Veamos unos ejemplos

In [1]:
import torch

In [2]:
x = torch.ones(2, 2, requires_grad=True)
print(x)

tensor([[1., 1.],
        [1., 1.]], requires_grad=True)


In [3]:
y = x + 2
print(y)

tensor([[3., 3.],
        [3., 3.]], grad_fn=<AddBackward0>)


Debido a que y ha sido creado por como resultado de una operación, ahora va a tener un **grad_fn**

In [4]:
print(y.grad_fn)

<AddBackward0 object at 0x000001C8E3E75908>


In [5]:
z = y * y * 3
out = z.mean()

print(z, out)

tensor([[27., 27.],
        [27., 27.]], grad_fn=<MulBackward0>) tensor(27., grad_fn=<MeanBackward0>)


La función .requires_grad_ cambia el atributo .requires_grad_ del tensor. El valor por defecto es falso

In [6]:
a = torch.randn(2, 2)
a = ((a * 3) / (a - 1))
print(a.requires_grad)
a.requires_grad_(True)
print(a.requires_grad)
b = (a * a).sum()
print(b.grad_fn)

False
True
<SumBackward0 object at 0x000001C8E3E82160>


## Gradiente
Vamos ahora a realizar la operación de backprop (back propagation).
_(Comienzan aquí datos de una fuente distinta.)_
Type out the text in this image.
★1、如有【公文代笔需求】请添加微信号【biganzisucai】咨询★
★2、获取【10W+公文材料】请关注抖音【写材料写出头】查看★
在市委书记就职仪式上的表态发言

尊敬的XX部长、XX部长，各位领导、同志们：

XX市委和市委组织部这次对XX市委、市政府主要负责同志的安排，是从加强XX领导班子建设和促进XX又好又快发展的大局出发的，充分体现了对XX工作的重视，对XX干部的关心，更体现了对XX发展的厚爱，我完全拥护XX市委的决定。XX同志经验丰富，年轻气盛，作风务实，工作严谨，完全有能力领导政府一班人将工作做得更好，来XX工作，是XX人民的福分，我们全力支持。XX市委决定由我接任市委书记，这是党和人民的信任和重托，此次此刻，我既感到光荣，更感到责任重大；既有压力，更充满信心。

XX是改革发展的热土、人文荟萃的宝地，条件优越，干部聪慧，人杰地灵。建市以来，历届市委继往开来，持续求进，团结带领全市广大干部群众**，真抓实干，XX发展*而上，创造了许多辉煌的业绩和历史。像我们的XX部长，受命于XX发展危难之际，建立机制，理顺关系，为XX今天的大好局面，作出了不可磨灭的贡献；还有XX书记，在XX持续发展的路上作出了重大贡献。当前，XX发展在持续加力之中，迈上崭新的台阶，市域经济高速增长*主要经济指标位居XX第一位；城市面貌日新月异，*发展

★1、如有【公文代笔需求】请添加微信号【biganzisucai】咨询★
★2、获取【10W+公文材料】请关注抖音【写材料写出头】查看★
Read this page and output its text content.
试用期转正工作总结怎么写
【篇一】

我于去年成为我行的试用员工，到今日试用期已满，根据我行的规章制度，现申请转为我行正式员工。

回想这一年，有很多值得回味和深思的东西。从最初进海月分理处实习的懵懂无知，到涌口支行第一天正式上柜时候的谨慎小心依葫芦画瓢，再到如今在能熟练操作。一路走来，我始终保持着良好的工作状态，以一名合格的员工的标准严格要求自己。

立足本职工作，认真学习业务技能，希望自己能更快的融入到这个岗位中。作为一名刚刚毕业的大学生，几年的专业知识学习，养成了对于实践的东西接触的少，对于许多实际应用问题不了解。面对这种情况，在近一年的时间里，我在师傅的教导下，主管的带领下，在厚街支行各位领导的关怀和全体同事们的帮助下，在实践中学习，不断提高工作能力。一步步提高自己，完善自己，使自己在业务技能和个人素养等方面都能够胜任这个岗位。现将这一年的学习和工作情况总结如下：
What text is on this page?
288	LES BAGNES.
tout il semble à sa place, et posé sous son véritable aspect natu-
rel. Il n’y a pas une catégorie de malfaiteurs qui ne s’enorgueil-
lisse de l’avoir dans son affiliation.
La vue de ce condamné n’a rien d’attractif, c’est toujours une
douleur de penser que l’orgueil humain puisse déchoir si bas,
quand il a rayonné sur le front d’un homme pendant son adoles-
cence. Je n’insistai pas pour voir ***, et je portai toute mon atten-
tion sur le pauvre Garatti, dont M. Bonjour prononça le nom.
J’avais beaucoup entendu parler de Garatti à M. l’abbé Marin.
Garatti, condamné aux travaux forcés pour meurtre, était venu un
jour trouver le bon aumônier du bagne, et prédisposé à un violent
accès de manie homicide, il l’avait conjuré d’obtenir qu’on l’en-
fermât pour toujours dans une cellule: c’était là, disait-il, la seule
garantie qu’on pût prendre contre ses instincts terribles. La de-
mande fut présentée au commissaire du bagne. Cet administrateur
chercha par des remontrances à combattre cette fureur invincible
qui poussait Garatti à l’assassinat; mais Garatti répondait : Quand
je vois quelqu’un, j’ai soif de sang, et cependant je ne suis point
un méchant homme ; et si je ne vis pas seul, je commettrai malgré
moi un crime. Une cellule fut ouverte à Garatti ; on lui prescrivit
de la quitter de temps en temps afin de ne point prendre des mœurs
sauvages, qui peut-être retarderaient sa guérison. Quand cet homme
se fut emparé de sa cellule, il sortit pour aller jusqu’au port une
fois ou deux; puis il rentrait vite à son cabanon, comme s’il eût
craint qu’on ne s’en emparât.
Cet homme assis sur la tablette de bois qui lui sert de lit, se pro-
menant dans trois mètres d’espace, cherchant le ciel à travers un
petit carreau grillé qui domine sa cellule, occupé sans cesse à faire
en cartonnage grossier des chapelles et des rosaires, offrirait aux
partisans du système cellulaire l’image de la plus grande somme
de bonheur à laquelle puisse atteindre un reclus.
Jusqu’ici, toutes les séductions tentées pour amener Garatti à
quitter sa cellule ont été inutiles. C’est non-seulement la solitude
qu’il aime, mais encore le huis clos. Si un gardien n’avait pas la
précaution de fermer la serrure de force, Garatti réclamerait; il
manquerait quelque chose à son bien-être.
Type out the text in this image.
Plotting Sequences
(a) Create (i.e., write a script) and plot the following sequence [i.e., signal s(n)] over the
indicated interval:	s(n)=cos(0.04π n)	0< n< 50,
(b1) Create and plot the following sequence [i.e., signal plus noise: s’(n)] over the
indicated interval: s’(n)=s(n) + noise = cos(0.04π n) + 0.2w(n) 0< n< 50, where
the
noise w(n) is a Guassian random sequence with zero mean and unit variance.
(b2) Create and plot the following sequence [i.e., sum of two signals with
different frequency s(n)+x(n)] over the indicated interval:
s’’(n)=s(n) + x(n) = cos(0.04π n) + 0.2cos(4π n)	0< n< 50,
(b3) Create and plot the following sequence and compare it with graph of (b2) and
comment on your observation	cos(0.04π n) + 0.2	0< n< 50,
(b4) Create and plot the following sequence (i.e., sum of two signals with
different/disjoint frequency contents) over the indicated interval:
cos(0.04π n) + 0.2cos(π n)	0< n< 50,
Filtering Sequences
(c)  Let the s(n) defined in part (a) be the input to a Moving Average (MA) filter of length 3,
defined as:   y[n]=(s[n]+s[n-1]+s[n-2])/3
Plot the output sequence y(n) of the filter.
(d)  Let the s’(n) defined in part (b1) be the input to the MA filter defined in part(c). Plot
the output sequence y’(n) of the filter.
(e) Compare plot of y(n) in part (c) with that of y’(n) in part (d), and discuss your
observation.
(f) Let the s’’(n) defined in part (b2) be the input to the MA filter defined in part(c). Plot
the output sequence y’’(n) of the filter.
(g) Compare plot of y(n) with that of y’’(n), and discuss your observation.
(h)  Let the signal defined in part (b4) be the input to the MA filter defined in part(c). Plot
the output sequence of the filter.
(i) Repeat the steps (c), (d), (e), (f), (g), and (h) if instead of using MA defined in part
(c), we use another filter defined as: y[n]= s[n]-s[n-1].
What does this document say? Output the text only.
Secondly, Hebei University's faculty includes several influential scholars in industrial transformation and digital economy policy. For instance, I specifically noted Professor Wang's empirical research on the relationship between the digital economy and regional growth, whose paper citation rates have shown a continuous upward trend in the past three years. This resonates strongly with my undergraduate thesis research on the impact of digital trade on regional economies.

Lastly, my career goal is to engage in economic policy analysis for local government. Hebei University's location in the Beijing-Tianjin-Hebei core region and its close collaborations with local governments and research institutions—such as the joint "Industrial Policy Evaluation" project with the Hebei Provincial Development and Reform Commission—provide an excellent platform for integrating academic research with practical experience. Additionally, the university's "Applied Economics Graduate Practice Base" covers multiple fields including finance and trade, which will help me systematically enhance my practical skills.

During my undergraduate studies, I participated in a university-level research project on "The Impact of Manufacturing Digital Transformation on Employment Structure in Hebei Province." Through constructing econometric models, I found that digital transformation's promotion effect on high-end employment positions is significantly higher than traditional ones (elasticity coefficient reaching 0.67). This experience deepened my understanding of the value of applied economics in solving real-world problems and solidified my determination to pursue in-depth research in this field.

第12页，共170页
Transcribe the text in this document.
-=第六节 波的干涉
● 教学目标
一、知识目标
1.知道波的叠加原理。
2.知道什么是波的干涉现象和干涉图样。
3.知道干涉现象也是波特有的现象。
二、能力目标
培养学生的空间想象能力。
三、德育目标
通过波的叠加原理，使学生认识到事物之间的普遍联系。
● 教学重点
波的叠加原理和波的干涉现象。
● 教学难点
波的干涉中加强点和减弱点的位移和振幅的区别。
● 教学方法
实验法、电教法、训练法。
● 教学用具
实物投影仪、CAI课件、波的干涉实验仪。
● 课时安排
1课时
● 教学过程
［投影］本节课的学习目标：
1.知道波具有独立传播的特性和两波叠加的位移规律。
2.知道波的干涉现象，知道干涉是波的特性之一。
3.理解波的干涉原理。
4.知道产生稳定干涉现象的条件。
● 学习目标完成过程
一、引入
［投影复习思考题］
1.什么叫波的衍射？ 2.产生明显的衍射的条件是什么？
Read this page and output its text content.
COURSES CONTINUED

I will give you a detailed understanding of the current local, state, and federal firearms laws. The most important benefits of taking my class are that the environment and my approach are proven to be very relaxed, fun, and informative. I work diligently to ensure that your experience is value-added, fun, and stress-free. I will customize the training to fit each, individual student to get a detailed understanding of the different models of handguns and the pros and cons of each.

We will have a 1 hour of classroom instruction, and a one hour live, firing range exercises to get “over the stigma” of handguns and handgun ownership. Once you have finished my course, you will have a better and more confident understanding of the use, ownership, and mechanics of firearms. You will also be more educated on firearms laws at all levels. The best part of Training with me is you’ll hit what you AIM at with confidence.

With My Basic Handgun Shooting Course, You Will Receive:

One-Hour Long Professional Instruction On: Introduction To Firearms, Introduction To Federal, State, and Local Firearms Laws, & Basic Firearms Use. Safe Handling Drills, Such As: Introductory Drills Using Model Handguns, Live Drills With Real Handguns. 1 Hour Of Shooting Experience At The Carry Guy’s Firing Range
Si lo hacemos en un escalar, como la variable "out" la operación out.backward() es igual a out.backward(torch.tensor(1.))

In [7]:
out.backward()

In [8]:
out

tensor(27., grad_fn=<MeanBackward0>)

In [9]:
print(x.grad)

tensor([[4.5000, 4.5000],
        [4.5000, 4.5000]])


Matemáticamente, dado el vector x, su gradiente es la matriz Jacobiana

![image.png](attachment:image.png)

El paquete torch.autograd permite realizar ese cálculo de manera vectorizada y eficaz. 

In [10]:
x = torch.randn(3, requires_grad=True)

y = x * 2
while y.data.norm() < 1000:
    y = y * 2

print(y)

tensor([403.7369, 279.8096, 945.5664], grad_fn=<MulBackward0>)


"y" no es ya un escalar, por lo que torch.autograd no puede calcular la matriz Jacobiana completa pero si podemos calcular el producto vector jacobiano. 

In [11]:
print(y.grad)

None


In [12]:
v = torch.tensor([0.1, 1.0, 0.0001], dtype=torch.float)
y.backward(v)

print(x.grad)

tensor([5.1200e+01, 5.1200e+02, 5.1200e-02])